Well, Thornton himself comes across as an ambivalent, conflicted figure throughout, disgusted by the trash and scum he’s been given to lead. ‘What kind of man are we after?’ asks one of the bounty hunters, referring to Pike. ‘The best,’ Thornton curtly responds. Ryan’s performance makes it clear that Thornton hates himself for going after his former friend, and is only doing it to escape prison and the accompanying torture. Through his regard for Pike, we gain some ourselves.

And there is, of course, the fact that while the gang themselves may be crude, violent, ruthless men, Peckinpah still surrounds them with other characters who are appreciably worse. They live by some kind of code of honour, look out for each other, respect each other as men. And as the film goes on and we share in their small victories and the accompanying camaraderie, we do come to respect and care about them ourselves, even though they are obviously doomed.

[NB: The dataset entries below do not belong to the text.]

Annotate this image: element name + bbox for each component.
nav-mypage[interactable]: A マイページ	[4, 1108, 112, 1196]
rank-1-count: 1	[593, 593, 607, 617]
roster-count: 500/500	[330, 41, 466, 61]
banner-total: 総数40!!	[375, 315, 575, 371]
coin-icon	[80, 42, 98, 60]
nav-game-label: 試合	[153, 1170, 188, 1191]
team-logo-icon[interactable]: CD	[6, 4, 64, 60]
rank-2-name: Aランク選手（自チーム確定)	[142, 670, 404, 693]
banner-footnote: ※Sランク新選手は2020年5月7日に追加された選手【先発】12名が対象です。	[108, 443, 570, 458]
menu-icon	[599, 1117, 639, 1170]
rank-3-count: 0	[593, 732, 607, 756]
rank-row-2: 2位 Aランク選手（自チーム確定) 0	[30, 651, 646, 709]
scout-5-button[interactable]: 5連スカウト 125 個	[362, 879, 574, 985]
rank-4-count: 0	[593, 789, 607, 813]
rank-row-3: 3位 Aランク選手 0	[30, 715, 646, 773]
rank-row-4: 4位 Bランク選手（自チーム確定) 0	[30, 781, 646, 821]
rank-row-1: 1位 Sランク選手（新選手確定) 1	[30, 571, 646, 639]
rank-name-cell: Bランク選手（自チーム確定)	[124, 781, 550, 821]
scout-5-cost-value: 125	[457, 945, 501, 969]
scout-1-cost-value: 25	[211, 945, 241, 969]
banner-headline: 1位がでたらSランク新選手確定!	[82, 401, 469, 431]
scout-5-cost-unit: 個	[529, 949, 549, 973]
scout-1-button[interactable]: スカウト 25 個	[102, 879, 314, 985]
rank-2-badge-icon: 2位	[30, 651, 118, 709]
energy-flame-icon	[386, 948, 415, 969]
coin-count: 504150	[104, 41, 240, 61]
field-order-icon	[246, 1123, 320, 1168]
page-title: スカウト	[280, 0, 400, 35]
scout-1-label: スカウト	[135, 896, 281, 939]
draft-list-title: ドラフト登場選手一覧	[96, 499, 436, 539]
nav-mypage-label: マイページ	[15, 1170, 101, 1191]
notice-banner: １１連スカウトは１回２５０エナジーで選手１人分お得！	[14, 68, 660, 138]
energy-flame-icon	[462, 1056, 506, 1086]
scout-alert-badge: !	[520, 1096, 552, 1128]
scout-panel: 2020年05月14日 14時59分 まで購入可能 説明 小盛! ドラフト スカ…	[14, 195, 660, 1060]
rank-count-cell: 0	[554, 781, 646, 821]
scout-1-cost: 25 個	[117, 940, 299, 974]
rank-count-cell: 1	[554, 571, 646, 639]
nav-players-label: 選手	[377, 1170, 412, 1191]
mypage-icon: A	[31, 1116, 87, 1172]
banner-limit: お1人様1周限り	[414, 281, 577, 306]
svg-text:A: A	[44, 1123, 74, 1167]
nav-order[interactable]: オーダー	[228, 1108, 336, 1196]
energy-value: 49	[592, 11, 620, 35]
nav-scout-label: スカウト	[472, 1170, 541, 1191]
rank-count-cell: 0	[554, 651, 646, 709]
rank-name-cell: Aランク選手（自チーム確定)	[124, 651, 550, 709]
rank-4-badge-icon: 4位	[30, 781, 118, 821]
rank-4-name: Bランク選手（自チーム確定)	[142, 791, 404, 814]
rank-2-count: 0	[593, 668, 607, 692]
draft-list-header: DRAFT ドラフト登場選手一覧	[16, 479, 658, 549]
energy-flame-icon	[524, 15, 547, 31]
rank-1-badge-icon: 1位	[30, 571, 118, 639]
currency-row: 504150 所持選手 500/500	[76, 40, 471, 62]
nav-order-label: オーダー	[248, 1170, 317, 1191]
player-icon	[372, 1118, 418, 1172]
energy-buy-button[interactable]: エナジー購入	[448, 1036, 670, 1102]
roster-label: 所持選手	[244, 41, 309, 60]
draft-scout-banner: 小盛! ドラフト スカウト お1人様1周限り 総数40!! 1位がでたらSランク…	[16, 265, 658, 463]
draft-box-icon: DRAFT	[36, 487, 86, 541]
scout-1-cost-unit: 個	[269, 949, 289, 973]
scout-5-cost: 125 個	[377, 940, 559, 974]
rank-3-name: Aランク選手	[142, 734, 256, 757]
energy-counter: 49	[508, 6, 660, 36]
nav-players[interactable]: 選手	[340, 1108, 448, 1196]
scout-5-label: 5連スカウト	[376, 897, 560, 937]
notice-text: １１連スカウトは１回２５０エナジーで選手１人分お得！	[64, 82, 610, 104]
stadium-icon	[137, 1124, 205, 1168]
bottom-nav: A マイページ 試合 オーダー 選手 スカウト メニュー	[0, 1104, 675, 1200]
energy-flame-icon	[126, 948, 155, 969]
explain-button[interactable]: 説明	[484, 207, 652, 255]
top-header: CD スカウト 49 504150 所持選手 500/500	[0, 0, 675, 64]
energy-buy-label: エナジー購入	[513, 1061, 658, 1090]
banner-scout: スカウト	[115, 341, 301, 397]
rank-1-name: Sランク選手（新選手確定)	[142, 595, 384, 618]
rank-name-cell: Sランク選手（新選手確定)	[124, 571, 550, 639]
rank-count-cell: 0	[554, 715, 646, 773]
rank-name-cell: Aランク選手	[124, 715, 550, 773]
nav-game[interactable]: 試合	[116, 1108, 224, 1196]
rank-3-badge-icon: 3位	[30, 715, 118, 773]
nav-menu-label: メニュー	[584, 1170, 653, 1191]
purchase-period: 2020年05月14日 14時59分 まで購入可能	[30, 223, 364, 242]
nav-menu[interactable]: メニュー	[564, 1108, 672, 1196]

When that doom eventually arrives, it is in the extraordinary climax of the film. Watching it again, you can’t help wondering about the extent to which Peckinpah is suggesting that these men are knowingly going to their deaths, opting to go out guns blazing. Is this really about their personal code of loyalty, or just a convenient pretext to cover a breathtaking outburst of nihilistic violence? At one point there’s a temporary lull in the slaughter and it looks like the gang may be able to get away with their lives – but Pike seems to make a deliberate choice to provoke a further surge of killing, this one uncontrollable. The director keeps it ambiguous. What is certain is that the Wild Bunch don’t get the gentle, sepia-toned freeze-frame-and-pull-back accorded to Butch and Sundance: they die bloody, in full view of the camera, but by no means alone.

You could probably argue that the final battle of The Wild Bunch was the shot heard round the world, in terms of finally extinguishing whatever innocence the western had left once Sergio Leone had his hands on it (well, more like several hundred shots heard round the world). Even today it is a remarkably intense nearly-five-minute sequence, a crescendo of blood as everyone involved seems to lose their reason and becomes fixated on killing anything that moves. The result is a kind of reflexive spasm of violence, made unforgettable by Peckinpah’s use of fast cutting, slow motion, and large quantities of blood squibs. Apparently the director’s intention was to shock the audience and confront them with the realities of violence, and he was concerned that viewers actually found it cathartic. Even today it is hard to decide which is really the case.

This kind of careful ambiguity extends through the movie, affecting how we view the characters’ motivations and identities. The result is a kind of studied amorality, which – when combined with the staggeringly violent sequences that bookend the film – could make it possible to dismiss the film as something technically competent, but with little to say for itself. I think this would be to do it a disservice. One of Peckinpah’s more striking choices is the sheer number of cutaways to women and children observing the main action of the film. They are there watching the gang ride in, they are present at the various villages they visit, they are taking cover during the final massacre, and so on. It looks like Peckinpah is making a point about the contrast between the men who are his main characters and the innocent lives damaged by their violence – but are they really so innocent? The playing children watching the gang’s arrival turn out to be torturing animals, while in the midst of the final battle, Pike is shot twice: first by a woman, then by a child. Whether you interpret this as representing masculine violence contaminating everyone exposed to it, or simply a sign that there is really no such thing as innocence, it suggests that Peckinpah did have moral ideas he wanted to express – just not very comforting ones.

Of course, you can interpret The Wild Bunch in terms of its presentation of violence and moral theme, or simply enjoy it as a terrific, hard-edged western. It has the epic scenery and rousing soundtrack you would expect of the best of the genre, and it really is about the classic themes of the genre – what it means to live as a man, in this particular setting. It’s still a challenging film to watch, but a challenge which it’s well worth meeting.